Mexi tendit le bras vers la pierre saillante du mur de cette nouvelle cellule. Il y avait passé plusieurs jours, déjà, dans cette cellule.

Comme à chaque fois, il regarda en bas.

Tout au fond de la Faille, les nuages étaient gris et épais. Il devait pleuvoir, là-bas.

Il ferma les yeux un instant, suspendu au mur qui séparait les cellules, avancé au-dessus du vide.

Quelques bribes de souvenirs traversèrent son esprit.

Des flammes. Du sang. De l'amour. De la haine.

Il avait presque oublié les visages des membres de sa famille.

Il rouvrit les yeux

Sans réfléchir, il refit son acrobatie habituelle, pour se rendre dans la cellule d'à côté.

Sauf que cette fois, quelque chose n'allait pas

Son pied n'avait pas rencontré le sol en pierre. Il ne pouvait pas se projeter vers le haut.
Une partie du sol de la cellule avait dû s'écrouler

Il sentit son corps retomber mollement dans le vide. Il avait mis trop d'inertie dans son mouvement, impossible de revenir en arrière

Il n'osait même pas fermer les yeux. C'était comme ça que ça allait se terminer pour lui ? Si proche de son but, si proche de la liberté ?
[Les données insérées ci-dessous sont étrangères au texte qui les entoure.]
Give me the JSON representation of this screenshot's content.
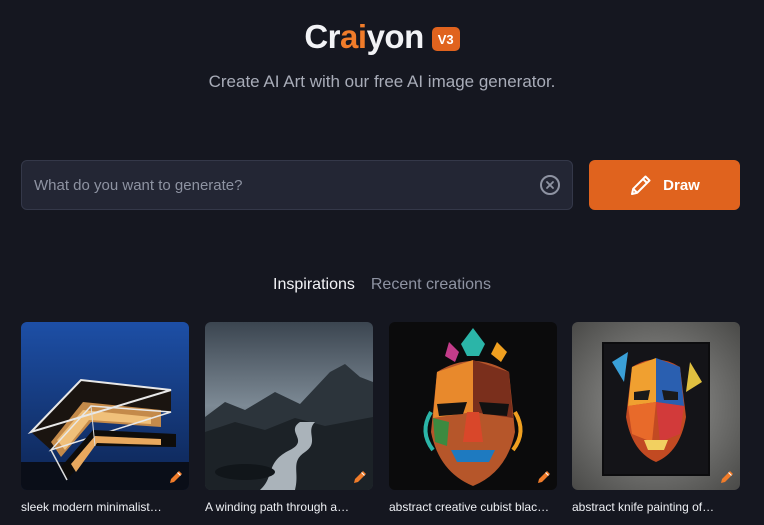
{
  "header": {
    "logo_prefix": "Cr",
    "logo_accent": "ai",
    "logo_suffix": "yon",
    "version": "V3",
    "tagline": "Create AI Art with our free AI image generator."
  },
  "search": {
    "placeholder": "What do you want to generate?",
    "value": "",
    "clear_icon": "close-circle-icon"
  },
  "draw_button": {
    "label": "Draw",
    "icon": "pencil-icon"
  },
  "tabs": [
    {
      "label": "Inspirations",
      "active": true
    },
    {
      "label": "Recent creations",
      "active": false
    }
  ],
  "inspirations": [
    {
      "caption": "sleek modern minimalist…",
      "icon": "edit-pencil-icon"
    },
    {
      "caption": "A winding path through a…",
      "icon": "edit-pencil-icon"
    },
    {
      "caption": "abstract creative cubist blac…",
      "icon": "edit-pencil-icon"
    },
    {
      "caption": "abstract knife painting of…",
      "icon": "edit-pencil-icon"
    }
  ],
  "colors": {
    "background": "#151720",
    "accent": "#e0631e",
    "logo_accent": "#f07c2a",
    "input_bg": "#232634"
  }
}
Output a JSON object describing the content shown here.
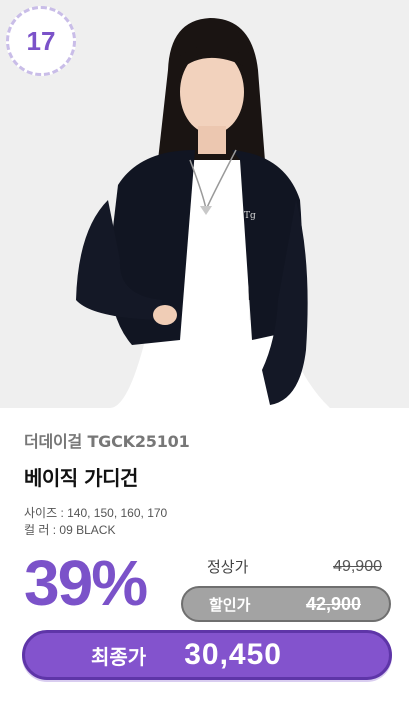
{
  "badge": {
    "rank": "17"
  },
  "product": {
    "brand_code": "더데이걸 TGCK25101",
    "name": "베이직 가디건",
    "specs": [
      "사이즈 : 140, 150, 160, 170",
      "컬    러 : 09 BLACK"
    ]
  },
  "pricing": {
    "discount": "39%",
    "regular_label": "정상가",
    "regular_price": "49,900",
    "sale_label": "할인가",
    "sale_price": "42,900",
    "final_label": "최종가",
    "final_price": "30,450"
  },
  "colors": {
    "accent": "#7b52c9",
    "final_bar": "#8353cd",
    "sale_pill": "#a3a3a3"
  }
}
Il attendit la chute, sans un mot

Elle ne venait pas

Il releva la tête

Il ne chutait pas du tout en fait

Quelqu'un lui avait saisi la cheville.

Sans réfléchir, il contracta ses muscles abdominaux, pour aller attraper les épaules de son sauveur

La personne poussa un gémissement de douleur; Mexi réussit à saisir le bord du sol de la cellule, les jambes ballantes dans le vide.

Celle qui s'avéra être une vieille femme l'aida tant qu'elle put à se hisser, jusqu'à s'allonger tous deux sur le sol, sans dire un mot pendant plusieurs minutes.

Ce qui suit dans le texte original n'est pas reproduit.